Two worthies well worth listening to -- Columbia University professor Gerald Curtis and Sophia University professor Nakano Koichi -- will be speaking this noontime at the Foreign Correspondents’ Club of Japan. (Link)
I must admit a curious relationship with both men. Professor Curtis gave a very kind public plug for Shisaku last month, with the caveat (an unnecessary one, really) that "Michael is not always right." Professor Nakano does not know quite what to make of me, even after we have served on discussion panels together. I am guessing, though, that I am not his favorite person.
Which is odd, because of the two, I more inclined to agree with Dr. Nakano than Dr. Curtis, specifically on the outlook for the governing style of the Abe Cabinet after the July 21 election.
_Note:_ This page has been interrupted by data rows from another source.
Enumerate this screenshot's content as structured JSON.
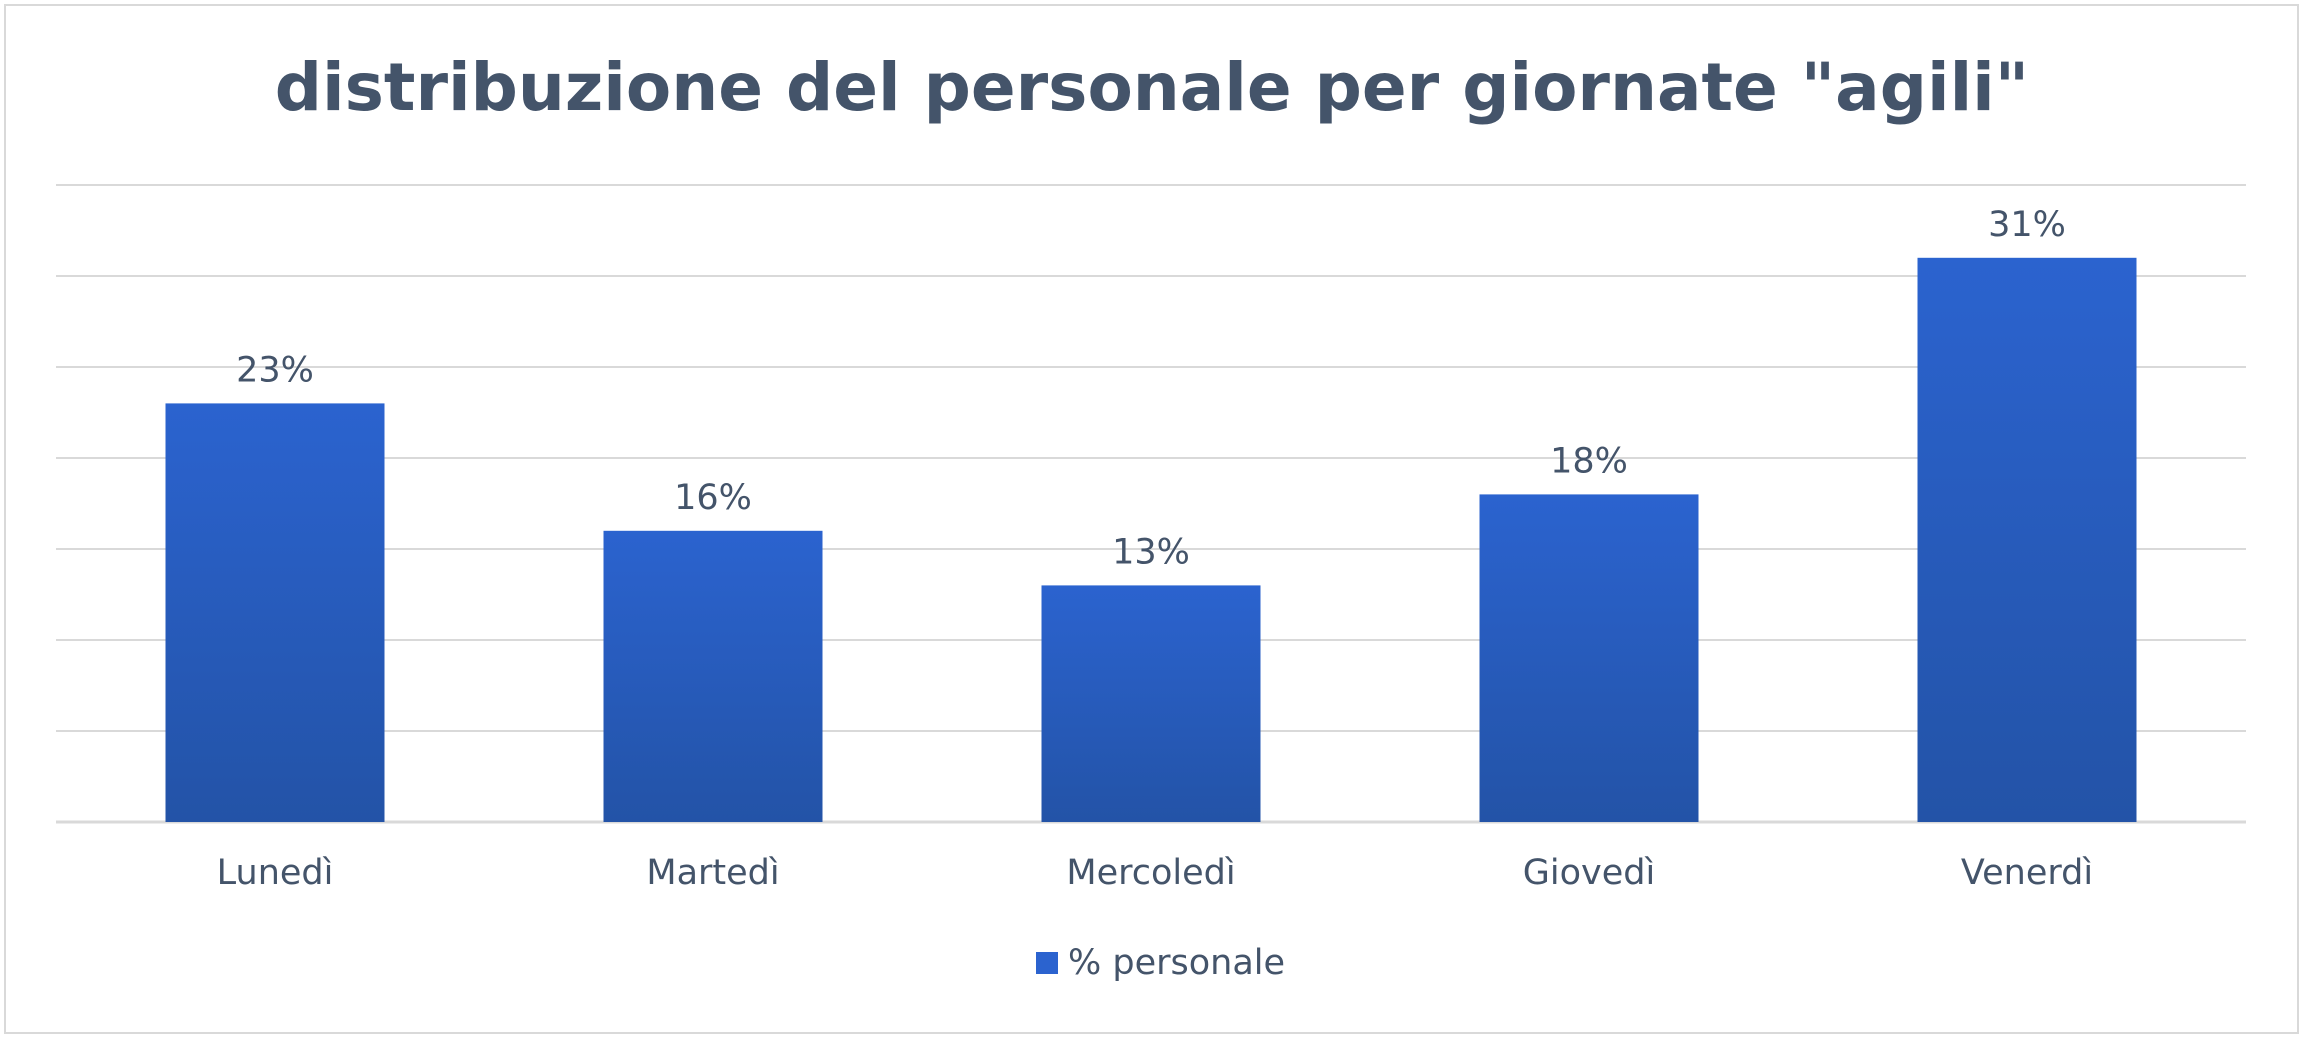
{
  "chart_data": {
    "type": "bar",
    "title": "distribuzione del personale per giornate \"agili\"",
    "xlabel": "",
    "ylabel": "",
    "categories": [
      "Lunedì",
      "Martedì",
      "Mercoledì",
      "Giovedì",
      "Venerdì"
    ],
    "series": [
      {
        "name": "% personale",
        "values": [
          23,
          16,
          13,
          18,
          31
        ],
        "data_labels": [
          "23%",
          "16%",
          "13%",
          "18%",
          "31%"
        ],
        "color": "#2b63cf",
        "color_dark": "#2353a7"
      }
    ],
    "ylim": [
      0,
      35
    ],
    "y_gridline_step": 5,
    "y_tick_labels_visible": false,
    "grid": true,
    "gridline_color": "#d9d9d9",
    "text_color": "#44546a",
    "legend": {
      "position": "bottom",
      "entries": [
        "% personale"
      ]
    }
  }
}
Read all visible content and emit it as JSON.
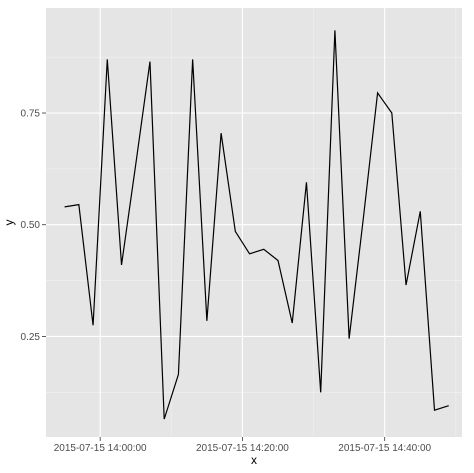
{
  "chart_data": {
    "type": "line",
    "title": "",
    "xlabel": "x",
    "ylabel": "y",
    "x_tick_labels": [
      "2015-07-15 14:00:00",
      "2015-07-15 14:20:00",
      "2015-07-15 14:40:00"
    ],
    "y_tick_labels": [
      "0.25",
      "0.50",
      "0.75"
    ],
    "x_ticks": [
      "2015-07-15 14:00:00",
      "2015-07-15 14:20:00",
      "2015-07-15 14:40:00"
    ],
    "y_ticks": [
      0.25,
      0.5,
      0.75
    ],
    "xlim": [
      "2015-07-15 13:52:23",
      "2015-07-15 14:50:52"
    ],
    "ylim": [
      0.025,
      0.985
    ],
    "grid": true,
    "legend": "none",
    "colors": {
      "panel_background": "#e5e5e5",
      "grid_major": "#ffffff",
      "grid_minor": "#f2f2f2",
      "line": "#000000"
    },
    "series": [
      {
        "x": [
          "2015-07-15 13:55:00",
          "2015-07-15 13:57:00",
          "2015-07-15 13:59:00",
          "2015-07-15 14:01:00",
          "2015-07-15 14:03:00",
          "2015-07-15 14:05:00",
          "2015-07-15 14:07:00",
          "2015-07-15 14:09:00",
          "2015-07-15 14:11:00",
          "2015-07-15 14:13:00",
          "2015-07-15 14:15:00",
          "2015-07-15 14:17:00",
          "2015-07-15 14:19:00",
          "2015-07-15 14:21:00",
          "2015-07-15 14:23:00",
          "2015-07-15 14:25:00",
          "2015-07-15 14:27:00",
          "2015-07-15 14:29:00",
          "2015-07-15 14:31:00",
          "2015-07-15 14:33:00",
          "2015-07-15 14:35:00",
          "2015-07-15 14:37:00",
          "2015-07-15 14:39:00",
          "2015-07-15 14:41:00",
          "2015-07-15 14:43:00",
          "2015-07-15 14:45:00",
          "2015-07-15 14:47:00",
          "2015-07-15 14:49:00"
        ],
        "y": [
          0.54,
          0.545,
          0.275,
          0.87,
          0.41,
          0.635,
          0.865,
          0.065,
          0.165,
          0.87,
          0.285,
          0.705,
          0.485,
          0.435,
          0.445,
          0.42,
          0.28,
          0.595,
          0.125,
          0.935,
          0.245,
          0.515,
          0.795,
          0.75,
          0.365,
          0.53,
          0.085,
          0.095
        ]
      }
    ]
  }
}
Professor Curtis is largely sanguine, expecting that the postwar habis of political parties and governments holding back from the full use of their powers will carry on past July 21. I believe, and I suspect Dr. Nakano believes that once clear of the House of Councillors election the Liberal Democratic Party's worst elements will run amok, bulldozing long-desired revisionist and remilitarization claptrap through the Diet, constrained by only by the occasional mild protest from a cowering New Komeito and/or their own sloth.
Dr. Curtis has assured me that fear public criticism will keep Abe and Company from making use of the near dictatorial powers they will enjoy after July 21. The good doctor may have a point: the Abe government has heretofore not made much use of its supermajority in the House of Representatives...if by "not made much use" one means, "if one ignores the use of the supermajority to pass the redistricting based upon the egregious +0/-5 electoral reform legislation perpetuating the inequalities in the electoral system critical to LDP dominance." (Link - J)
I am not sure that today's LDP, composed of folks who could not stop attacking Prime Minister Kan Naoto even as the country was plunged in its worst crisis since World War II, is so genteel as to be reined in by admonitions from the nation's editors and television personalities.
If I were at the press conference I would also like to hear what both professors make of the recent drops in voter participation...and not just for the knife to the back such opting out from voting has been for the Democratic Party of Japan. I would like to know how the two professors will incorporate the terrible voter turnout numbers for the last two big elections (last December's House of Representatives election and the Tokyo Metropolitan Assembly election of June 23) and the projected poor turnout for the July 21 election into their theories on how Japanese democracy works, or, if they wish to categorize it so, how Japanese democracy does not work.